India spends 13% of its GDP on logistics compared to an average of 10% in other developing countries. 2/3 of this overall logistics costs estimated is from transportation & warehousing. Third Party and Fourth Party Logistics (3PL/ 4PL) has been growing rapidly but still in nascent stages. Market share of organized logistics players is also expected to double to approximately 12 per cent by 2015.


Currently economic loss due to poor logistics infrastructure is placed at USD 45 bn, i.e., 4.3% of GDP and is expected to increase up to USD 140 bn or more than 5% of GDP by 2020. In an integrated and coordinated manner and by reducing India’s transport fuel requirement by 15 per cent to 20 per cent this loss can be reduced significantly.


Logistics infrastructure is a critical enabler of India’s economic development. Recognizing this pivotal role, logistics infrastructure spend has been tripled from around US$ 10 billion in 2003 to around US$ 30 billion in 2010. Despite this increase, the country’s network of roads, rail and waterways will be insufficient as freight movement would have increased by about 3 fold in the coming decade.
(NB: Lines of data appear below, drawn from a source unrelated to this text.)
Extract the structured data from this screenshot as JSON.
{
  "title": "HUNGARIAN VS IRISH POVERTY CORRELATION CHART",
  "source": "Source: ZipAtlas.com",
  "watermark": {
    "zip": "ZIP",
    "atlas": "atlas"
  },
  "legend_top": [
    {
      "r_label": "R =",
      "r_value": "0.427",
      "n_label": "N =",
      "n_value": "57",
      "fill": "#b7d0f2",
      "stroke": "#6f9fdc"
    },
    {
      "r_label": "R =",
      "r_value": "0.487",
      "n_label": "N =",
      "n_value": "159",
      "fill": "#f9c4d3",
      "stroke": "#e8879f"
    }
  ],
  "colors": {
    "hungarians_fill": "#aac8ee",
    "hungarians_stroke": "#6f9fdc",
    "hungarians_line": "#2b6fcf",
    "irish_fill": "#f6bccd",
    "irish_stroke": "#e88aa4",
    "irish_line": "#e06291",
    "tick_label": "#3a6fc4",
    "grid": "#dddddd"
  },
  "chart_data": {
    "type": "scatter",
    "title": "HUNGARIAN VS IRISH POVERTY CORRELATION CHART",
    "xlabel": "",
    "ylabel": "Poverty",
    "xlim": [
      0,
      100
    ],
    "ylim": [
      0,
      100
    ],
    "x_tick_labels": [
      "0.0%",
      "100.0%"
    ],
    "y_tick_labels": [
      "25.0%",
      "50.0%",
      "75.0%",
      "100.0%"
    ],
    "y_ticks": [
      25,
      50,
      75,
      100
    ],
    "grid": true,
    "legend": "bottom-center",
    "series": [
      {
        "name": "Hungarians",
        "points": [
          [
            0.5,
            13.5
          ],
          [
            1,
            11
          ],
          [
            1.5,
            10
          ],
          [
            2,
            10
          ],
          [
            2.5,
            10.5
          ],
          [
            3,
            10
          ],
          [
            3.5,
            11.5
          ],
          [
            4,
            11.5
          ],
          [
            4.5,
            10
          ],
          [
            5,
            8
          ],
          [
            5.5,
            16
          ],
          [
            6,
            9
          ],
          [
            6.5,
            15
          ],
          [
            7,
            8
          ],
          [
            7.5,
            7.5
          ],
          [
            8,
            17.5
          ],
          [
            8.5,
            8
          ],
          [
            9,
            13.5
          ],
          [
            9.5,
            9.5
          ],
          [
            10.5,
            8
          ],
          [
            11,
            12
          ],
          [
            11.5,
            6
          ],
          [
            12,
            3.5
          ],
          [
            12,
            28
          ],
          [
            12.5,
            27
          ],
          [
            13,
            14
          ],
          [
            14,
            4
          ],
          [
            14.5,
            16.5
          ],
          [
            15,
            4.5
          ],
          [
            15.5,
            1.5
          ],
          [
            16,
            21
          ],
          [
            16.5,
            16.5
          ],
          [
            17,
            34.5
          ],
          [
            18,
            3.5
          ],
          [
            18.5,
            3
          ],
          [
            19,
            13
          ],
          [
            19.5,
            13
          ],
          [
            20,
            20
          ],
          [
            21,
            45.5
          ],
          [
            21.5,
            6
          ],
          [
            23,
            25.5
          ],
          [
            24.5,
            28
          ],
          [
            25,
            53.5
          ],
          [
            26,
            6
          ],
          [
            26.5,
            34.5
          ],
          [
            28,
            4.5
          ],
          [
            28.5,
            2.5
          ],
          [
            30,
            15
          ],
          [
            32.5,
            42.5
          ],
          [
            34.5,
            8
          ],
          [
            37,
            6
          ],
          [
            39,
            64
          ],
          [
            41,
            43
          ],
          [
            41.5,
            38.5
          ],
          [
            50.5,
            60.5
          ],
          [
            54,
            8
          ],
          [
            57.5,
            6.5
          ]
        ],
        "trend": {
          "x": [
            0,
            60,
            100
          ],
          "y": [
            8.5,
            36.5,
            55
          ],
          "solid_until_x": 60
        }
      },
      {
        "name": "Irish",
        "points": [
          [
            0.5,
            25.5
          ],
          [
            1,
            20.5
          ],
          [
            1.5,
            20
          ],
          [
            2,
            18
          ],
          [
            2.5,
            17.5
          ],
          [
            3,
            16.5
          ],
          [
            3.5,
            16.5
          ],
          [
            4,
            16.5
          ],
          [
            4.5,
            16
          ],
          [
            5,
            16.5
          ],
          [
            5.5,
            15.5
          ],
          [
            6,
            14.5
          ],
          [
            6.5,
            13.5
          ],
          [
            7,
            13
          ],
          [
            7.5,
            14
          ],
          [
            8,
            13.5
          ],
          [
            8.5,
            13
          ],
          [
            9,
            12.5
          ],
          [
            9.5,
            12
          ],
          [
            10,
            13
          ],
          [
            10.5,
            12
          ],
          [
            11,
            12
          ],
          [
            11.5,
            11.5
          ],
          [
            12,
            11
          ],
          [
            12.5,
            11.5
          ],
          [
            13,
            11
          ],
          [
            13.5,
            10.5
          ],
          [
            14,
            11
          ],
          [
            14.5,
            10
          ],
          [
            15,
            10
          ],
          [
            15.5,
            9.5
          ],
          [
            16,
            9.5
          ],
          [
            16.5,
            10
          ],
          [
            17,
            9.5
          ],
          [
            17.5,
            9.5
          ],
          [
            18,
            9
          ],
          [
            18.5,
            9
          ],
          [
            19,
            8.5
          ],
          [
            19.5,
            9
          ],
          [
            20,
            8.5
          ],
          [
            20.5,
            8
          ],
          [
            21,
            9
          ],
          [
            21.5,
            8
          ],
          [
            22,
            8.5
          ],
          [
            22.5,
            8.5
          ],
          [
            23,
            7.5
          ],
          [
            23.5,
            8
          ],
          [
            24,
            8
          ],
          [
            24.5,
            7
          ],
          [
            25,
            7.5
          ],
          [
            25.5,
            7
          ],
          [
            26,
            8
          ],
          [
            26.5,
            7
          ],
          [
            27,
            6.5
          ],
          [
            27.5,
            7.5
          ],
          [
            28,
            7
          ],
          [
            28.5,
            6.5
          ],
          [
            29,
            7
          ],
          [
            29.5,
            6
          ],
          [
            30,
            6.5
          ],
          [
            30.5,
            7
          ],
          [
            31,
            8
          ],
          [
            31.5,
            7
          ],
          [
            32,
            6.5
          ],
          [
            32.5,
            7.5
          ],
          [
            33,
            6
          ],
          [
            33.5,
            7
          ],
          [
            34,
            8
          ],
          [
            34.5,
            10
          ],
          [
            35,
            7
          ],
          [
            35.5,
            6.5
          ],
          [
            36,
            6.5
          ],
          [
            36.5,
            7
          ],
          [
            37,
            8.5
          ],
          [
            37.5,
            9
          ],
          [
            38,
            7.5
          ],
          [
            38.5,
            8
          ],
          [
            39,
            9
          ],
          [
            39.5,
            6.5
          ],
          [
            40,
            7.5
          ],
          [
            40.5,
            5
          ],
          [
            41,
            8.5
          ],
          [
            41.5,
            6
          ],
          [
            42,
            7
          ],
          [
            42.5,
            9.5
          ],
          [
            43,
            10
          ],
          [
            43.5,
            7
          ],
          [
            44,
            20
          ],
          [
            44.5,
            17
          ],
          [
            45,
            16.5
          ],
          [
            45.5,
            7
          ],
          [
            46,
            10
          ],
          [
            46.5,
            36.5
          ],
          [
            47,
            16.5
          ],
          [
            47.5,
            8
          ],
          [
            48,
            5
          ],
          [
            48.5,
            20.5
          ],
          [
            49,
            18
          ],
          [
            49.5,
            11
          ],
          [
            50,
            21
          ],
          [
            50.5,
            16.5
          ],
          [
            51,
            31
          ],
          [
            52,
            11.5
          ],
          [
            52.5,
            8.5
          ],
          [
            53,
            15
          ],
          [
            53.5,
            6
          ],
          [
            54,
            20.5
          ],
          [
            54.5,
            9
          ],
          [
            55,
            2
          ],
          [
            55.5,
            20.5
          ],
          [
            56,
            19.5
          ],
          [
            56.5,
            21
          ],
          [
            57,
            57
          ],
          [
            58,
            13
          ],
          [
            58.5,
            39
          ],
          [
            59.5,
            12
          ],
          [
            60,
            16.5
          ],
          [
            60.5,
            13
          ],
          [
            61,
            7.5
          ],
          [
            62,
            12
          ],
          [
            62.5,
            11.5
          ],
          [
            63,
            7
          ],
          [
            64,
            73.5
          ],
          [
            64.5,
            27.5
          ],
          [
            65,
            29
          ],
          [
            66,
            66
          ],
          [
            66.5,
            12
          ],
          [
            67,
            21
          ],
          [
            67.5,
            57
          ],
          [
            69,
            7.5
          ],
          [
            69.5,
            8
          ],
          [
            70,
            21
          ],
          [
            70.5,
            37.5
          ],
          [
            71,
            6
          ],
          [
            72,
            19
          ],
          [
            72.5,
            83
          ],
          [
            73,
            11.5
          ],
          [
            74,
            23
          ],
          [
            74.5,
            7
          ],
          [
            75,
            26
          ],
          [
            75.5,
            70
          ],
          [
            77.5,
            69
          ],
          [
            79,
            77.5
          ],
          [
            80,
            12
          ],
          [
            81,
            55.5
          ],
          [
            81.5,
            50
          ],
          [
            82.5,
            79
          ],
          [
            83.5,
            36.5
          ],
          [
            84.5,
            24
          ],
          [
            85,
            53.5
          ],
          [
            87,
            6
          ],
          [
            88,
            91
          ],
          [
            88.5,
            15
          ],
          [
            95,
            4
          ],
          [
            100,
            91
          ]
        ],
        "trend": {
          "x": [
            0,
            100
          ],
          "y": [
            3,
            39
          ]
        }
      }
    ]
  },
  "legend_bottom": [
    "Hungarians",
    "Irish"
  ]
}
India has dependence of merely 6% on water as mode of transport against USA of 14% and China of 30%. Further, overdependence on roadways to 57% and railways to 36% also need to be realigned with international standards. A balanced modal strategy would be the best way forward and there is a need to have a National Integrated logistics Policy (NILP) to move from a strategy to implementation.